Discussion
In 2020 there has been an enormous impact on social and health systems from COVID–19. The effect is worldwide with social and health ramifications into the future. What is emerging is a new inequity and the focus is on new political processes that deal with UHC under these extreme conditions. 16
Estimates of the impacts on employment in Australia and hence incomes suggest that at least 3.6 million people will be out of work, with those from hospitality, retail and entertainment industries most hard hit. These are the low paid workers on casual employment with few savings behind them to support them through the pandemic. This includes close to 94,000 casual academics. Casual workers are not eligible for government benefits. 17-19
Older people especially with chronic conditions are at greater risk if contracting coronavirus. Pre-existing conditions can also create greater risks of severe virus outcomes. 20. In some countries migrating workers and their poor living conditions have created a greater danger of infection. 21 Government measures to curb the spread of the virus are leaving many of these same people exposed to greater risks to their physical and mental health. These risks stem from increased exposure to the virus and from increased economic and social hardship during the lockdown.22
Inequitable opportunities as the result of economic downturn, after major recessions in the US long term unemployment have been shown to have far reaching effects for future productivity as well as employability.
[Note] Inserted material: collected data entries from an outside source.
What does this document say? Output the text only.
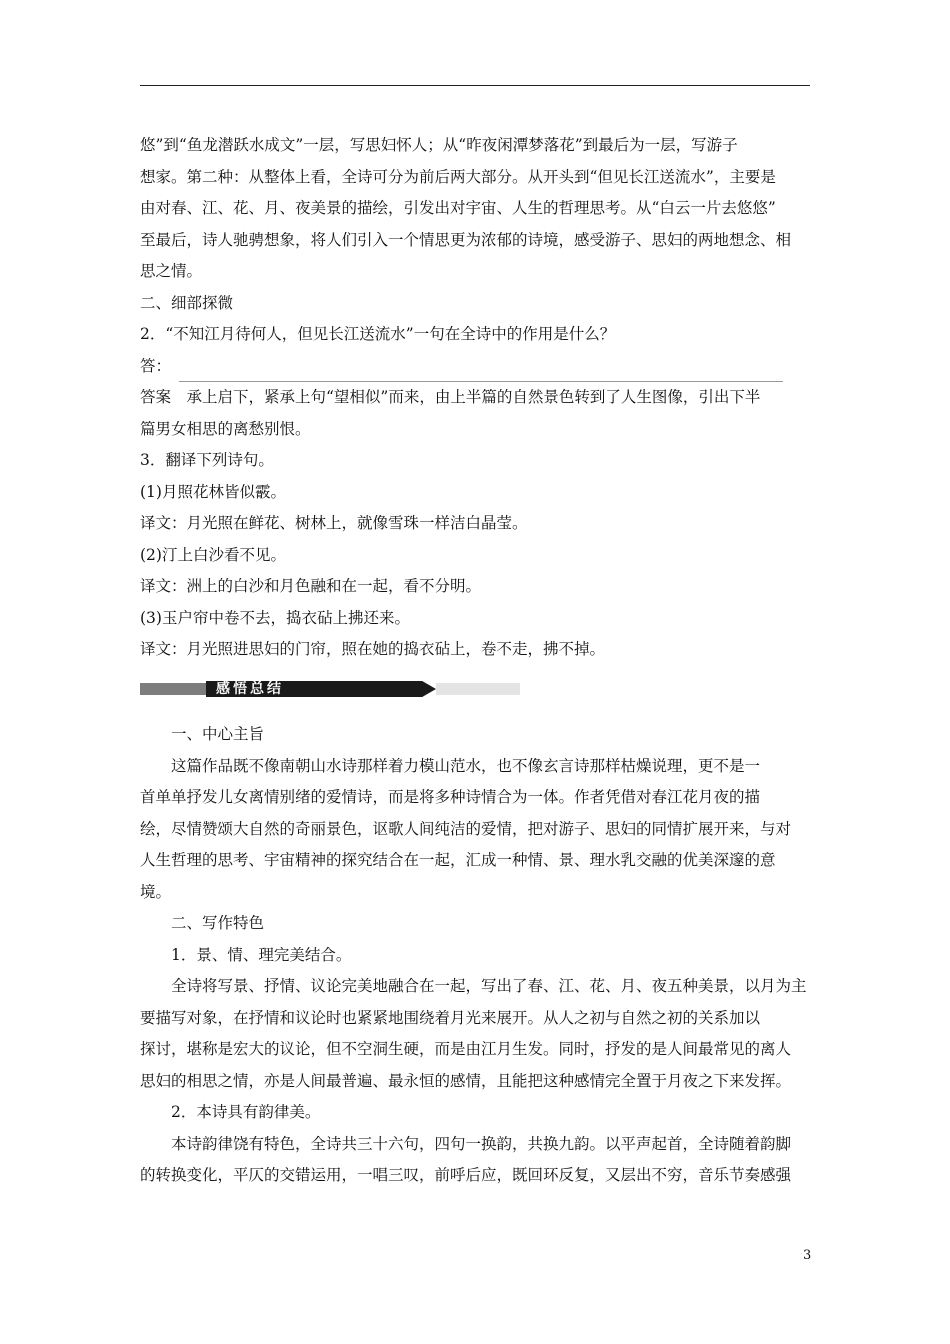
悠”到“鱼龙潜跃水成文”一层，写思妇怀人；从“昨夜闲潭梦落花”到最后为一层，写游子
想家。第二种：从整体上看，全诗可分为前后两大部分。从开头到“但见长江送流水”，主要是
由对春、江、花、月、夜美景的描绘，引发出对宇宙、人生的哲理思考。从“白云一片去悠悠”
至最后，诗人驰骋想象，将人们引入一个情思更为浓郁的诗境，感受游子、思妇的两地想念、相
思之情。
二、细部探微
2．“不知江月待何人，但见长江送流水”一句在全诗中的作用是什么？
答：
答案　承上启下，紧承上句“望相似”而来，由上半篇的自然景色转到了人生图像，引出下半
篇男女相思的离愁别恨。
3．翻译下列诗句。
(1)月照花林皆似霰。
译文：月光照在鲜花、树林上，就像雪珠一样洁白晶莹。
(2)汀上白沙看不见。
译文：洲上的白沙和月色融和在一起，看不分明。
(3)玉户帘中卷不去，捣衣砧上拂还来。
译文：月光照进思妇的门帘，照在她的捣衣砧上，卷不走，拂不掉。
感悟总结
一、中心主旨
这篇作品既不像南朝山水诗那样着力模山范水，也不像玄言诗那样枯燥说理，更不是一
首单单抒发儿女离情别绪的爱情诗，而是将多种诗情合为一体。作者凭借对春江花月夜的描
绘，尽情赞颂大自然的奇丽景色，讴歌人间纯洁的爱情，把对游子、思妇的同情扩展开来，与对
人生哲理的思考、宇宙精神的探究结合在一起，汇成一种情、景、理水乳交融的优美深邃的意
境。
二、写作特色
1．景、情、理完美结合。
全诗将写景、抒情、议论完美地融合在一起，写出了春、江、花、月、夜五种美景，以月为主
要描写对象，在抒情和议论时也紧紧地围绕着月光来展开。从人之初与自然之初的关系加以
探讨，堪称是宏大的议论，但不空洞生硬，而是由江月生发。同时，抒发的是人间最常见的离人
思妇的相思之情，亦是人间最普遍、最永恒的感情，且能把这种感情完全置于月夜之下来发挥。
2．本诗具有韵律美。
本诗韵律饶有特色，全诗共三十六句，四句一换韵，共换九韵。以平声起首，全诗随着韵脚
的转换变化，平仄的交错运用，一唱三叹，前呼后应，既回环反复，又层出不穷，音乐节奏感强
3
This is especially so for younger people who in slumps are “scarred” 23 having lower wages and fewer employment opportunities in their early careers. In Australia the impact on younger people can be seen from the withdrawals from superannuation (pension schemes). Over 450,00 withdrawals have been made by people <30 who have amassed the least savings. 24Physical capital has not been destroyed, but the risk of human capital damage is large, through the scarring of significant numbers of unemployed for long periods of time. 25
The coronavirus pandemic demonstrates the inadequacy of current health systems, particularly with regard to preventive care where Australia spends relatively less. 26 Restoring health affected by COVID–19 is a long-term prospect which will entail dealing with greater inequities. Delays in education and further studies will affect many and will lead to longer term inequality. However, COVID-19 offers an opportunity to conduct far-reaching reform. Webster27 points out in the UK The Independent Scientific Group for Emergencies (SAGE) identified that centralised control was an impediment and undermined local integration of health and social systems, where primary care is the backbone of the system..
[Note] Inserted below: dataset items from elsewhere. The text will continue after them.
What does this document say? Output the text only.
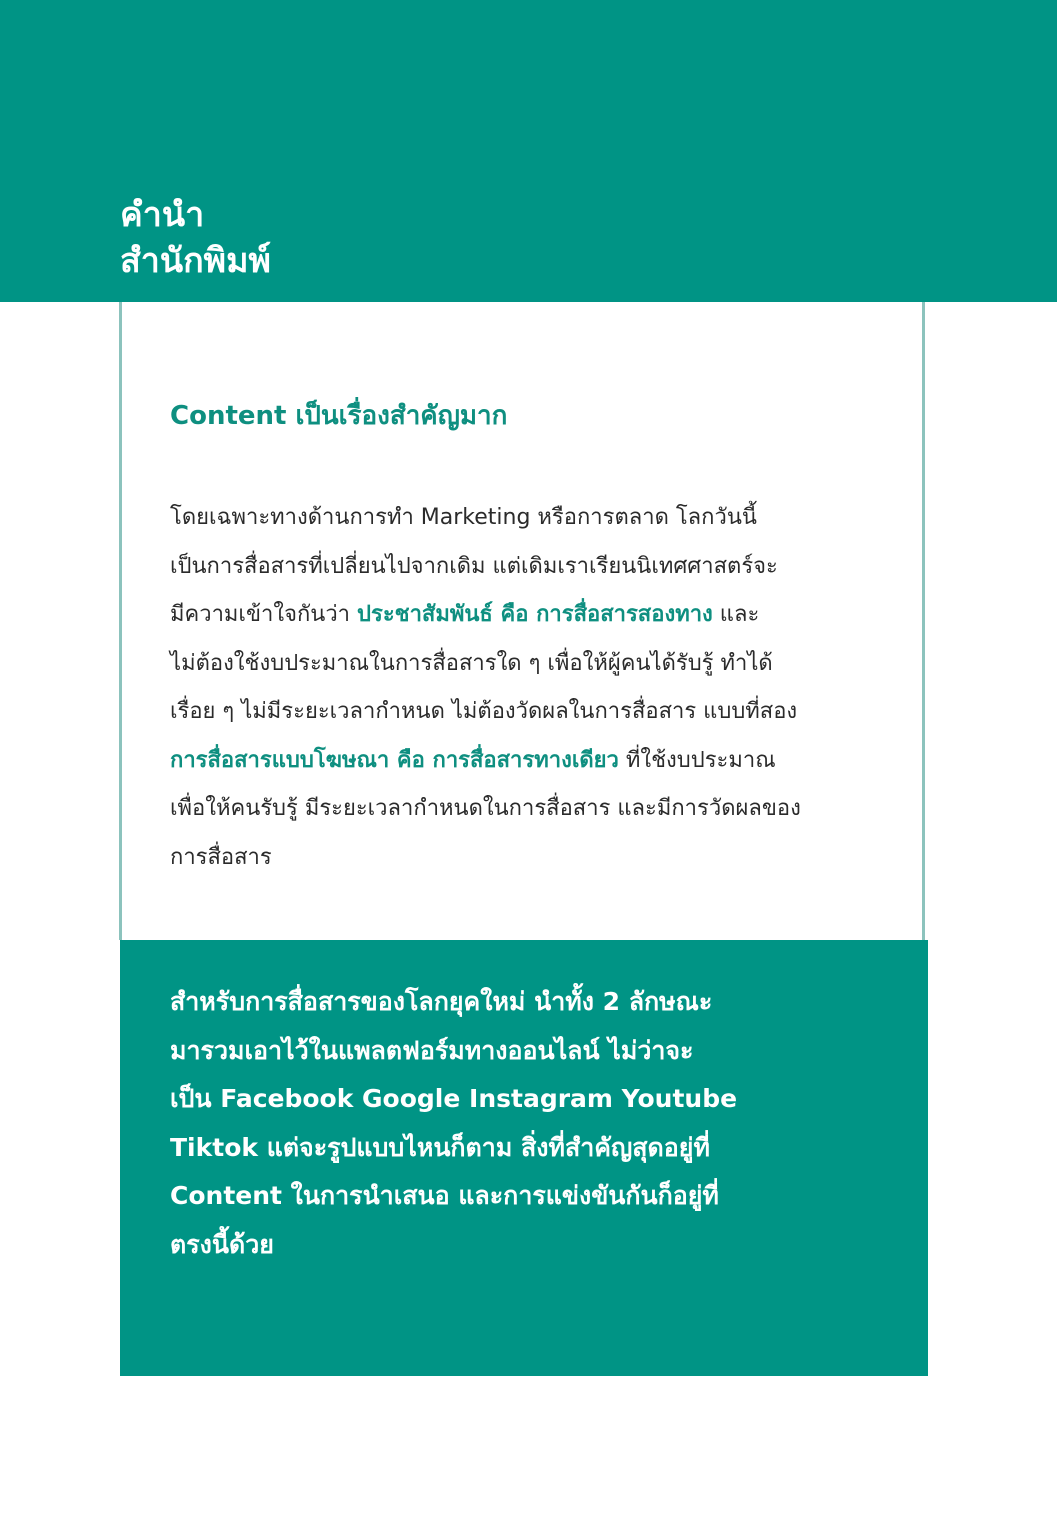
คำนำ
สำนักพิมพ์
Content เป็นเรื่องสำคัญมาก
โดยเฉพาะทางด้านการทำ Marketing หรือการตลาด โลกวันนี้
เป็นการสื่อสารที่เปลี่ยนไปจากเดิม แต่เดิมเราเรียนนิเทศศาสตร์จะ
มีความเข้าใจกันว่า ประชาสัมพันธ์ คือ การสื่อสารสองทาง และ
ไม่ต้องใช้งบประมาณในการสื่อสารใด ๆ เพื่อให้ผู้คนได้รับรู้ ทำได้
เรื่อย ๆ ไม่มีระยะเวลากำหนด ไม่ต้องวัดผลในการสื่อสาร แบบที่สอง
การสื่อสารแบบโฆษณา คือ การสื่อสารทางเดียว ที่ใช้งบประมาณ
เพื่อให้คนรับรู้ มีระยะเวลากำหนดในการสื่อสาร และมีการวัดผลของ
การสื่อสาร
สำหรับการสื่อสารของโลกยุคใหม่ นำทั้ง 2 ลักษณะ
มารวมเอาไว้ในแพลตฟอร์มทางออนไลน์ ไม่ว่าจะ
เป็น Facebook Google Instagram Youtube
Tiktok แต่จะรูปแบบไหนก็ตาม สิ่งที่สำคัญสุดอยู่ที่
Content ในการนำเสนอ และการแข่งขันกันก็อยู่ที่
ตรงนี้ด้วย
Similarly, Sturmberg and Martin 1 argue that the integration of UHC and PHC requires political leadership which involves local communities and resourcing, this ignores the influences of lobby groups in the health sector on policies and government spending in health, often towards greater medical intervention. As was the case with the UK Government the ideological positions of political leaders may preclude communities participating. 27
Australian PHC is an ever-evolving system driven by changes in power relations, most notably between funders and health professionals, health professional bodies, lobbyists and within the professions.28, 29 Whether it can be deemed a system, which suggests some stability is questionable. 30 The term “navigating the health system” is in common parlance for good reason. Interestingly, in a call for a national minimum data set in primary care, the Deeble Institute 31 points out that there is little understanding of how and why patients access Australian PHC.